Theodore Joseph Land (August 22, 1936 - March 31, 2018) was an American businessman and politician.

== Biography ==

=== Early years ===
Ted J. Land was born on August 22, 1936, in Miami, Florida. The Lands subsequently moved to Columbus, Georgia, around 1950, where they had strong family ties. Ted served two years in the Navy after High School graduation. He then attended the University of Georgia, where he graduated fifth in his class in 1962. Following college graduation, Land worked as a marketing executive at Royal Crown Cola for over 10 years. While he owned a variety of businesses over the years, he eventually concentrated on real estate sales. Known as a hard worker and someone who loved making deals, he sold over 100 homes.

=== Political career ===
Senator Land served six terms (12 years) in the Georgia General Assembly and two and a half years in his local City Council.

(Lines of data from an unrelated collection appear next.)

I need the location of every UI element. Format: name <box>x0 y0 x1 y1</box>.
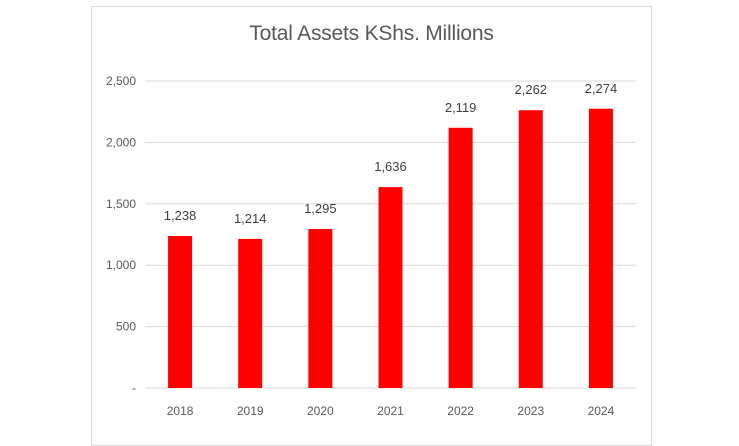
data-label: 1,295 <box>304 201 337 216</box>
y-tick-label: 1,500 <box>106 197 136 211</box>
bar <box>238 238 263 388</box>
chart-title: Total Assets KShs. Millions <box>249 22 494 45</box>
bar <box>588 108 613 388</box>
data-labels: 1,238 1,214 1,295 1,636 2,119 2,262 2,274 <box>164 81 617 226</box>
y-tick-label: - <box>132 381 136 395</box>
data-label: 2,274 <box>585 81 618 96</box>
bar <box>378 187 403 388</box>
data-label: 2,119 <box>445 100 477 115</box>
bar <box>308 228 333 388</box>
bar-chart: - 500 1,000 1,500 2,000 2,500 1,238 1,214 1,295… <box>106 74 636 418</box>
bar <box>168 235 193 388</box>
x-tick-label: 2023 <box>517 404 544 418</box>
y-axis-ticks: - 500 1,000 1,500 2,000 2,500 <box>106 74 136 395</box>
bar <box>518 110 543 388</box>
data-label: 1,238 <box>164 208 197 223</box>
x-axis-ticks: 2018 2019 2020 2021 2022 2023 2024 <box>167 404 615 418</box>
x-tick-label: 2018 <box>167 404 194 418</box>
data-label: 2,262 <box>515 82 548 97</box>
x-tick-label: 2021 <box>377 404 404 418</box>
y-tick-label: 500 <box>116 320 136 334</box>
x-tick-label: 2024 <box>588 404 615 418</box>
data-label: 1,214 <box>234 211 267 226</box>
x-tick-label: 2022 <box>447 404 474 418</box>
y-tick-label: 2,000 <box>106 135 136 149</box>
bars <box>168 108 613 388</box>
y-tick-label: 1,000 <box>106 258 136 272</box>
y-tick-label: 2,500 <box>106 74 136 88</box>
x-tick-label: 2020 <box>307 404 334 418</box>
data-label: 1,636 <box>374 159 407 174</box>
x-tick-label: 2019 <box>237 404 264 418</box>
bar <box>448 127 473 388</box>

From 1979 until 1991, Land served as a Republican member of the Georgia State Senate representing Marion, Talbot, and portions of Muscogee counties. He sat on the Appropriations, Insurance, and Transportation committees, and served as Vice-Chairman of the powerful Rules committee.
In his first election to the Georgia Senate, Land's name did not appear on the ballot. He won, nonetheless, as a write-in candidate, a difficult and "unusual" way to get elected. In subsequent elections, Senator Land's name appeared on the ballot as the official Republican candidate for the seat. In the mid-1990s, after his time in the Legislature, Land served on the Columbus City Council.

=== Personal life ===
Land was born into a family which wielded a considerable amount of political influence, in and about Columbus. His uncle, John Henry Land was elected to one term in the Georgia State Senate from 1949 to 1950 before serving as a Superior Court Judge for twenty-four years. Other uncles and cousins served on Columbus City Council. Another cousin, Clay D. Land, who also served on the Columbus City Council, was elected to the Georgia State Senate in 1994, and served three terms representing the same district previously held by Ted Land. In 2001, Clay Land was appointed to the position of United States District Court Judge, by President Bush.